One of the things that I keep thinking on and off is how technology that is very familiar to us will be in the future. Consider movies for instance. Conventional thinking suggests that movies of today have all the ingredients in terms of technology that one would want in a cinema experience. But there are certain critical elements that are missing. This is similar to asking cinema viewers in mid 20th century what more they wanted in a movie and they’d have looked askance and wondered what more they’d want. Then came along cinemascope and Technicolor. For a long time, that was the final frontier. There were moving (colour) pictures on screen, there was sound and music. Everything seemed to be great. Until somebody noticed that normal human vision is not 2-D, it’s 3-D.
Most often, technologies in films aim at imitating life as much as possible. The closer one gets to life, the better. Therefore, computer graphics and animation is judged by how close to everyday experiences or ‘realistic’ it is. We’ve had 3-D films for a while now, although it has never really taken off. Everything’s perfect, right? I was thinking so until I realized that one critical element of what a person experiences in life is missing in films – the sense of smell. Imagine smelling gunpowder when the guns go off in period films; imagine smelling roses and lilac while watching mushy romantic scenes; imagine smelling blood and rotting flesh in horror movies and thrillers. The sense of smell will add a new dimension to movies the way sound and later visual effects did. It will give a filmmaker new tools to convey his ideas to the viewer. Very soon, we will have an ‘olfactory effects team’ in addition to the sound and visual effects team in films.

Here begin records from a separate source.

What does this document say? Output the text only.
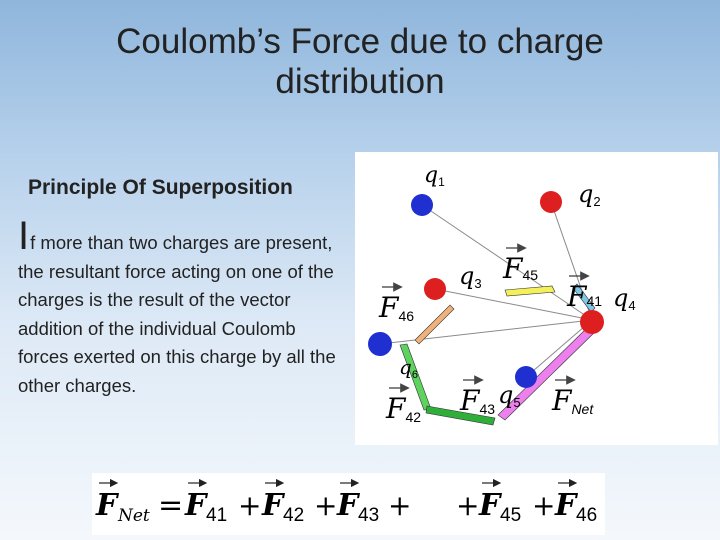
Coulomb’s Force due to charge
distribution
Principle Of Superposition
If more than two charges are present, the resultant force acting on one of the charges is the result of the vector addition of the individual Coulomb forces exerted on this charge by all the other charges.
q1	q2
q3
q4
q5
$q_6$
F45
F41
F46
F42 F43 FNet
F Net = F 41 + F 42 + F 43 + + F 45 + F 46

I know that some research has been going into recreating a smell, but I don’t know how successful researchers have been in their efforts to record and play back smells the same way that they are able to do with sight and sound. Essentially there should be
a) a device which produces a chemical or physical change when exposed to the smell,
b) a way of preserving that change in a form that is portable or which can be encoded into specific formats (digital/magnetic, etc.)
c) a way in which these encoded information can be read later on.
Although it sounds uncomplicated enough, I’m sure it’s not that easy – otherwise we’d already have that technology. A quick and lazy search on Google threw up only a couple of useful/working links. Here and here.
Part of the difficulty is that while light and sound have been quantified in terms of frequencies, wavelengths and amplitudes in such a way that it can be reproduced exactly at another location without any loss of information, smell has not yet been completely quantified in terms of two or three variables with which we can completely define it. Once we identify say, the 10 different variables that define what smell is, all one needs to do is to combine x parts of variable 1 with y parts of variable 3 and z parts of variable 8 to generate the smell of the exquisite fish curry that the chef is making on his cookery show.
What made me think about this now? It’s seeing Jamal Malik run towards Amitabh Bachchan covered in shit. How much more effect would it have had if the stench reached the nostrils of people watching in room freshenered Inox?